Ma c’è sempre la mano che volente o nolente scorre sul foglio di carta, mettendo in campo tutte le funzioni motorie, e che prima o poi del tutto è costretta a cedere il passo al mouse o al dito indice, per avviare configurazioni diverse a scuola(bellissime ed assolutamente stimolanti per “i figli di questo tempo”) cosi come nel mondo del lavoro, che vanno dalle costruzione, progettazione, verifica e correzione di attività di lavoro ,e altrettanto nel privato dove l’acquisto di beni di consumo o qualunque tipo di transazione o addirittura la ricerca del compagno della propria vita, avviene ahinoi ,attraverso il clic di un display!!!! E allora, non è un caso, che il prof Pacchiano, ai migliaia di allievi che si sono formati alla sua scuola e che divenuti adulti lo salutano per strada associ a quel volto la scrittura di un compito di latino o greco che rimane segno distintivo di irripetibili personalità e “specchio di un mondo” cui solo un MAESTRO può accedere nella gratuità di questo privilegio.

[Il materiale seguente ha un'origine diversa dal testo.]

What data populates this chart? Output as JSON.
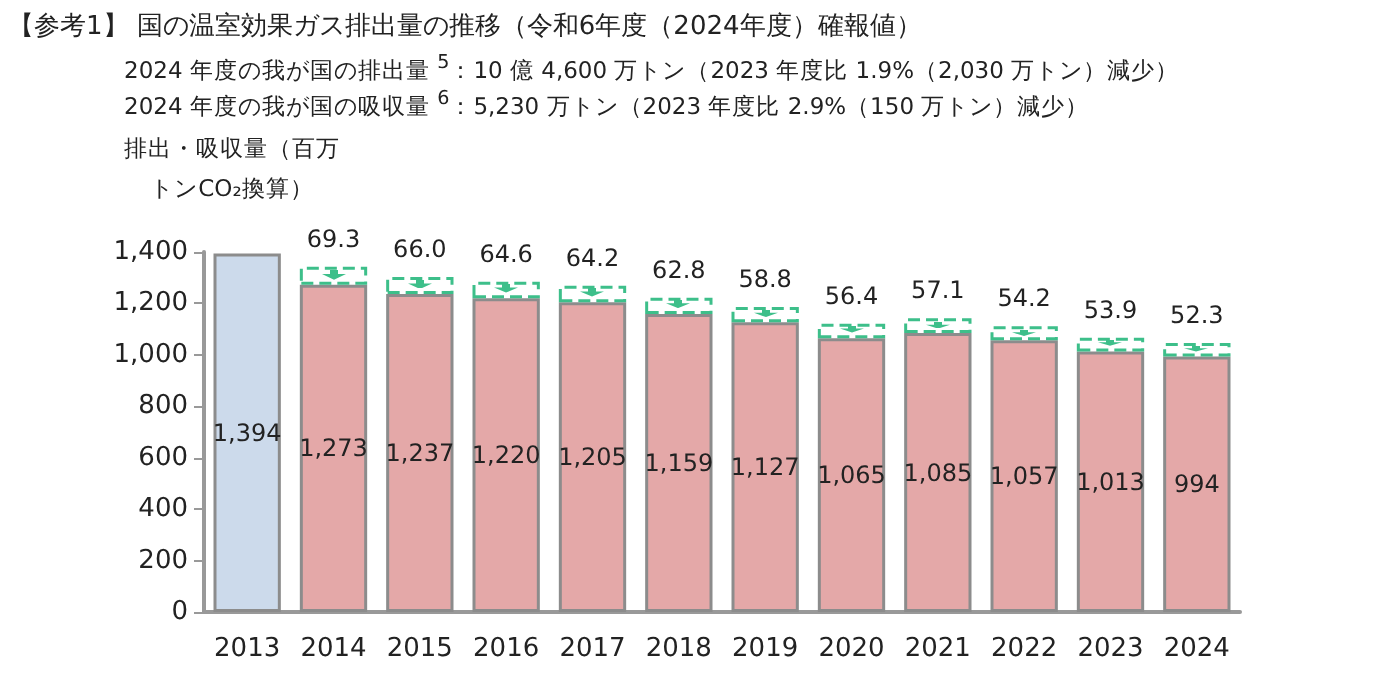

Attraverso la pluralità di “grafie differenti”: “arruffate, tonde, nitide, ordinate, incatenate, piccolissime, da lente di ingrandimento “,che ogni giorno scorrono davanti agli occhi di chi insegna, gli anni di scuola vanno avanti velocemente.
Ma questa è un’altra storia che appartiene solo a chi ha saputo conservare intatte il ricordo di mille emozioni, che nessun segno del tempo potrà mai sbiadire, con la consapevolezza di aver trasferito la bellezza dello scrivere su mille pagine bianchissime con l’inchiostro e la grafia che gli appartiene, perché per una volta nessun professore potrà mai correggere con la matita rosso-blu : uniche cose che vale la pena ricordare!!
Ps Alla mia cara maestra Annamaria Carrano Orselli che mi ha insegnato il corsivo (e non solo )e ai tanti colleghi, bravi MAESTRI competenti e appassionati che ogni giorno sono in grado di trasferire il senso profondo della loro meravigliosa professione!